**WARNING: For some of you, the video might be hard to watch**
DALLAS — Tuesday was a routine day for Jeremy Boss and his documentary crew, hitting Dowdy Ferry searching for dumped animals along the city road.
“After you see months of posts of dead dogs being dumped in one little area, it shows extreme problems. I couldn’t look at it anymore. I had to go and do something,” Boss said. “Nobody was caught, nobody was prosecuted. It wasn’t even being investigated. So, I hired a film crew and decided to do a documentary about it.”
Some of these animals, mainly dogs, are still living when they’re thrown out a car window.

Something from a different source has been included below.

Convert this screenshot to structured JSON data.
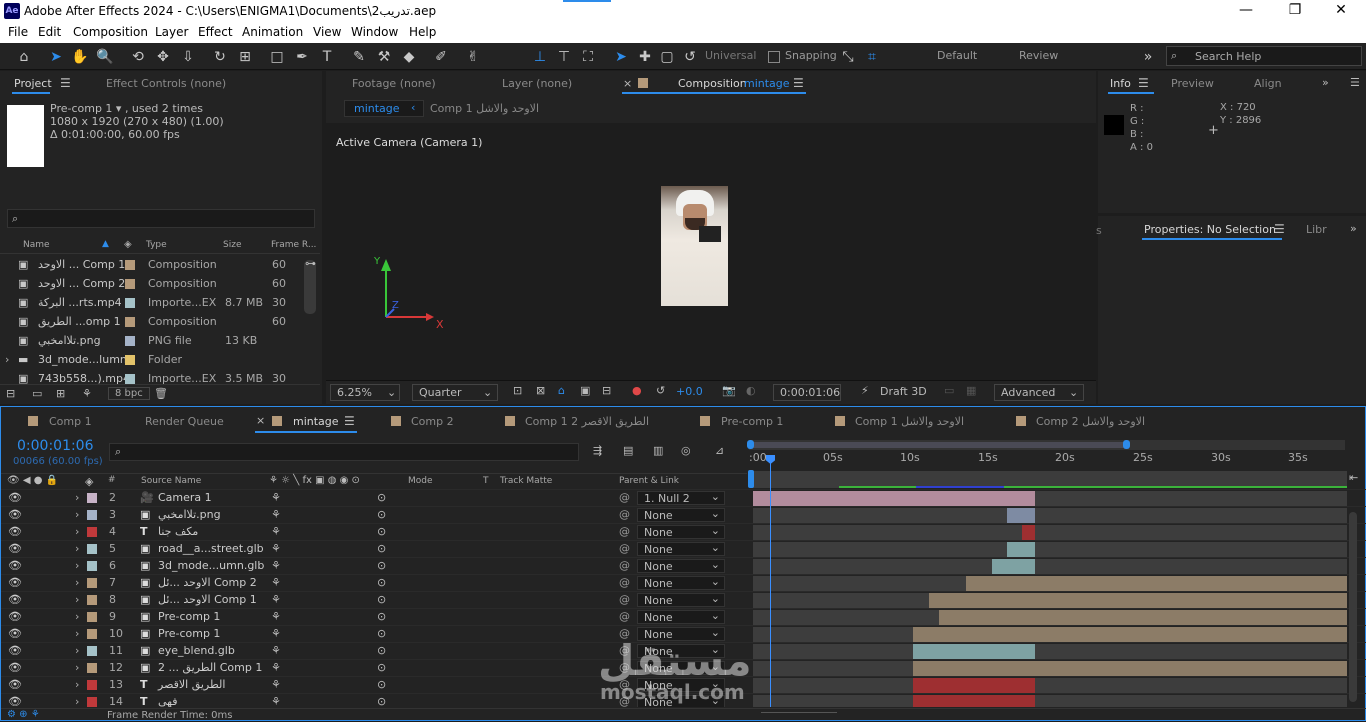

“[Marina Tarashevska, who is also searching] found dogs barely alive in bags, barely moving. She’s found one. Opened the bag, literally she thought it was dead, and she saw it’s stomach move.”
Others aren’t so fortunate.
“It’s just hair and bones,” Boss said while opening a bag on the side of Dowdy Ferry.
And it’s not just the fact that these animals are being dumped, it’s what’s happened to them before hand.
“As a human with compassion, it hurts. As a human with logic, it hurts," Boss said. "Why would you take the effort to take an animal, bag it, and instead of dispose of it properly and call 311, put it in your car and drive somewhere and dump it? The only reason I can think of is guilt.”